In fact it is a signal from your body cells that they are in need of fuel to run several metabolic functions. However, even if you feel hungry after a satisfying meal, then there is something that needs to be looked into. You may consider it to be normal once in a while, but regular feeling of hunger soon after a full meal may be related to some health problem or certain of your mistakes. Normally it takes 3 to 4 hours to be hungry again after a full meal. But if you are not satiated even after a satisfying meal, these must be the reasons.

What Could be the Possible Causes?

Before knowing the reason for not feeling full after a meal, we must understand the mechanism that motivates a person to eat food.

Human body consists of several chemicals called hormones that play different roles in various bodily activities. There are two important hormones that are related with hunger and satiety. These hormones are ghrelin and leptin. Fluctuation in these hormones makes you feel hungry.
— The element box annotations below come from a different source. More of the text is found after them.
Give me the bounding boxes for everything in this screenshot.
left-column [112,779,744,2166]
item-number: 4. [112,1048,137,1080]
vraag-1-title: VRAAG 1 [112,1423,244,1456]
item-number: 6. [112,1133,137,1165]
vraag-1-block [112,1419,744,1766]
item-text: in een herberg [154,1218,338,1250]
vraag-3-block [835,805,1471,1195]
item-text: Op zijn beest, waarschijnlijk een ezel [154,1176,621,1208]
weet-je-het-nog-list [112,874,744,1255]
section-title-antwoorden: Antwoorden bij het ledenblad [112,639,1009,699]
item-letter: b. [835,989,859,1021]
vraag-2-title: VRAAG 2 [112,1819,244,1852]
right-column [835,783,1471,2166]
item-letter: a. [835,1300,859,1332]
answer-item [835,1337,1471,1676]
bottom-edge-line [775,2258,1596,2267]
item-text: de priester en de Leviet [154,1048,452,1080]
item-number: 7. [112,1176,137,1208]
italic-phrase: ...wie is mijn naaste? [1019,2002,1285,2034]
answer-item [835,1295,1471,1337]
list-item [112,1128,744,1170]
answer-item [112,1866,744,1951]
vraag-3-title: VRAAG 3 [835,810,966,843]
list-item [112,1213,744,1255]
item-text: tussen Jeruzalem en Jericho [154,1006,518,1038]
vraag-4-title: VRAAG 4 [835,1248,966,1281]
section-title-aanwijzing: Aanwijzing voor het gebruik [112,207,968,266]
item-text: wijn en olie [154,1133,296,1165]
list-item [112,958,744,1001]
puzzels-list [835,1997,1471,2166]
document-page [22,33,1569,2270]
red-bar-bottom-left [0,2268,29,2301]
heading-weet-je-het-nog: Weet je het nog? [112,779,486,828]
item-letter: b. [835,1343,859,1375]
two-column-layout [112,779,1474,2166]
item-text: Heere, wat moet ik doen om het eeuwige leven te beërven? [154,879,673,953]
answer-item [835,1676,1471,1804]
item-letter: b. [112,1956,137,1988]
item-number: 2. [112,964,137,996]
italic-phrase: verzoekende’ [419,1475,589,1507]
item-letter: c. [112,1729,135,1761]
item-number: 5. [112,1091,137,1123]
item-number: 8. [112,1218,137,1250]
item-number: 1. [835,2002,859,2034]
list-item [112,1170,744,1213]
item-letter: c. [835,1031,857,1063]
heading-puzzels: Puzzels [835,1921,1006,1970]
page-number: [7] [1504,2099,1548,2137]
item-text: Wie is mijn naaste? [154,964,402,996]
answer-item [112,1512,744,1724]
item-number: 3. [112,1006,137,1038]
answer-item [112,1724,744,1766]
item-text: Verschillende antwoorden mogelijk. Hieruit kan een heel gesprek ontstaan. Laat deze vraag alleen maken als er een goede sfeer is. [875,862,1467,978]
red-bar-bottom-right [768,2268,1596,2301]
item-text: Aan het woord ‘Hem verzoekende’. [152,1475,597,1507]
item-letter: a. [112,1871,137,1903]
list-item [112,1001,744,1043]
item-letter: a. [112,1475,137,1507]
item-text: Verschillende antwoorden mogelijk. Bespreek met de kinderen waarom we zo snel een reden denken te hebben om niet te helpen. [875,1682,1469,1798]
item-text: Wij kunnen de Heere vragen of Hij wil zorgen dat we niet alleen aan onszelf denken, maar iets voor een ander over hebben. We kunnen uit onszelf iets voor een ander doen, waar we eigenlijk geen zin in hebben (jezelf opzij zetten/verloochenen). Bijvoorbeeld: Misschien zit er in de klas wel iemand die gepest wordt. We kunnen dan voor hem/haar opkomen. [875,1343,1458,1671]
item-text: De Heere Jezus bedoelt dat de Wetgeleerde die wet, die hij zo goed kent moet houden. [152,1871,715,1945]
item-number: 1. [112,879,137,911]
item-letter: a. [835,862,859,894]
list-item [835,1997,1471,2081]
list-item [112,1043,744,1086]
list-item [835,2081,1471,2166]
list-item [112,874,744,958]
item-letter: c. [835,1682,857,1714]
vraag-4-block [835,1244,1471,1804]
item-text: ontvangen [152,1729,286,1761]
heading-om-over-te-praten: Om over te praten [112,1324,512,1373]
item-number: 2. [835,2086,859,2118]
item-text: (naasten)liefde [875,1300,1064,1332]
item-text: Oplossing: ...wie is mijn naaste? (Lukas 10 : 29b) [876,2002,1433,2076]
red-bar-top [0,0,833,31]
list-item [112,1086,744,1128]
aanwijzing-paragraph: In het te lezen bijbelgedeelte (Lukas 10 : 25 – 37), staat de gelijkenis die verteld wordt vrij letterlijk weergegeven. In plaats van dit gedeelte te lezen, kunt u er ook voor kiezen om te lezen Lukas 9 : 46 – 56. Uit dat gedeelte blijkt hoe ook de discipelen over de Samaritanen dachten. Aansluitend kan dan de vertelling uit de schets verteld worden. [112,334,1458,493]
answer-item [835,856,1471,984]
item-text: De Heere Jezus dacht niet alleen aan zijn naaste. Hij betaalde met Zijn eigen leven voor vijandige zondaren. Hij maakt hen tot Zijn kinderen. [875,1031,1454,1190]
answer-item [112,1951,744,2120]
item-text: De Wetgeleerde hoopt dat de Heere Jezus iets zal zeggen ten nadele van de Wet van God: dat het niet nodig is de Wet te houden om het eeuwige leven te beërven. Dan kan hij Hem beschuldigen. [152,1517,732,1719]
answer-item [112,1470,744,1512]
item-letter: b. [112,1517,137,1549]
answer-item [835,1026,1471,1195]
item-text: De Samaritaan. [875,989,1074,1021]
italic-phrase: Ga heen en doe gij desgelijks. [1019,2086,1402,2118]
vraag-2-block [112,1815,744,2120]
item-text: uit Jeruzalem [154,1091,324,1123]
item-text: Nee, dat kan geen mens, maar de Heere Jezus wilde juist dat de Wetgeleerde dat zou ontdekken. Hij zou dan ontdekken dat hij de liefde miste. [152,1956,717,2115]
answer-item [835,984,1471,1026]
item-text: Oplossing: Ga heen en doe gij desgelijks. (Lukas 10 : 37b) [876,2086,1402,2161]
When your stomach is empty, hormone ghrelin rises in the body. Your brain detects excess of ghrelin and signals the hunger center to send message to stomach for intake of food. After eating, level of ghrelin hormone lowers and leptin increases. Gradually level of leptin tapers down in 3 to 4 hours and level of ghrelin starts to rise. This in turn reinitiates the feeling of hunger. But in people who feel hungry or not full even after eating, the fault seems to occur in regular fluctuation between the two hormones. Following are some of the reasons that may make the simple physiological process go out of order.

  • Food composed of excess carbs: If you are eating excess of carbohydrates in your meal you may not feel full soon. Especially when your food consists of simple carbohydrates such as sugar, it gets quickly absorbed in the blood. This may raise the level of blood sugar instantaneously. As a result pancreas releases insulin in the circulation so that it can carry the glucose to its destination within the cells. Soon the circulating amount of glucose in blood drops triggering the brain to send message to the hunger center for food requirement. Hence eating too much of sugary food in your meals may not make you feel full.
  • Skipping breakfast: If you do not eat your breakfast, ghrelin is surely going to rise in the circulating blood. This will make you eat more throughout the day. Missing breakfast also lowers your serotonin level. Serotonin is the hormone that gives a feel goof sensation. It is secreted by brain and stomach. Besides regulating mood, serotonin also takes part in regulating appetite.
  • Reduced sleep hours: If you are suffering from insomnia or sleep only for few hours at night it may cause several changes in your hormonal pattern. Sleep has relation with hunger. When you sleep for few hours only, your body reduces production of leptin hormone and at the same time increases secretion of ghrelin which triggers hunger pangs.
  • Dehydration: If you are dehydrated, there are chances that you may eat in excess even after you are full. This is because the thirst center and hunger centre in the brain are located in the same area. Hence sometime the brain may get confused whether to stimulate the thirst center or the hunger center.
  • Stress: Stress since long time can make a person eat more even if he is full. Stress triggers release too much of adrenaline and cortisol hormone. Both the hormones have influence over ghrelin which in turn rises with rise of these two hormones.
  • Diabetes: A person with uncontrolled diabetes may suffer from ravenous hunger because of persistent high level of sugar circulating in blood.